The biplane flew three days into the east, content to have brought me back to its time and introduced me to this quick young person. The engine didn’t stop again, or falter, even when cold rain poured down upon it, on the last miles into Iowa.

“Are we escorting this storm to Ottumwa?”

I could only nod and wipe the spray from my goggles.

At the fly-in, I met friends from around the country, my wife quiet and happy at my side. She said little, but listened carefully, missing nothing with her bright eyes. She seemed glad to let the wind play in her midnight hair.

Five days later, we struck for home again, I with the hidden fear that I must return to a wife that I no longer knew. How much I would rather stay and roam the country with this mistress-wife!

“A fly-in,” her first note read, hours out of Iowa and over the plains of Nebraska, “is individual people; where they’ve gone, what they’ve done, what they’ve learned, their plans for the future.”

And then she was quiet for a long time, looking out upon the two other biplanes with whom we returned west, the three of us flying together into great flaming sunsets every evening.

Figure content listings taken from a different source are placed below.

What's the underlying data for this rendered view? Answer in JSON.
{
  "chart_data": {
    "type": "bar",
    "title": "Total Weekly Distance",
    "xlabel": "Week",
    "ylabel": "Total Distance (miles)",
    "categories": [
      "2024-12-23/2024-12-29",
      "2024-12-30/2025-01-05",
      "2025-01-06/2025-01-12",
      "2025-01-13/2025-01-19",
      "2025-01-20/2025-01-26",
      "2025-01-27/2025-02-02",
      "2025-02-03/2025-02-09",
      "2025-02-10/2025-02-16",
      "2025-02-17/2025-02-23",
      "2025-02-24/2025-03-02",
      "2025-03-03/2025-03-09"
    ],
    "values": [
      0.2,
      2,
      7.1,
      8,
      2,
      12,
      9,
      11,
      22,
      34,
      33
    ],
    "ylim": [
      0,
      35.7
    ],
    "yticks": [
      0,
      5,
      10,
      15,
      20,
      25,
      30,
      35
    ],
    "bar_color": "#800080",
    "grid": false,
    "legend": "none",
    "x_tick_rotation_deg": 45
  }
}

The hour came, as I knew it must, when we had crossed plains and mountains and desert once again, leaving them holding their challenge thrust silently into the sky. Her last note read, “I think America would be a happier place if every citizen, on reaching the age of eighteen, would be given an aerial tour of the entire country.”

The other biplanes waved goodbye, and banked in steep sudden turns away from us, toward their own airports. We were home.

Biplane once again back in its hangar, we drove quietly to our house. I was sad, as I am sad when I close a book and must say goodbye to a heroine that I have come to love. Whether she is real or not, I wish that I could spend more time with her.

She sat beside me in the car as I drove, but in a few minutes it would be all over. She would comb her midnight hair neatly into place, away from the wind and the propeller blast, to become once again the focus of her children’s demands. She would walk again back into the world of shelter, a routine world that does not ask her to see with bright eyes, or to look down upon desert mountains, or to fight lofty windstorms. A routine that has never seen a double or full-circle rainbow.

But the book was not quite closed. Sparkling now and then, here and there, at strange and unexpected times, the young woman that I discovered in 1929 and that I loved before I was born, looks up at me impishly, and there is the faintest hint of engine oil around the eyes. And she is gone before I can speak, before I can catch her hand and tell her wait.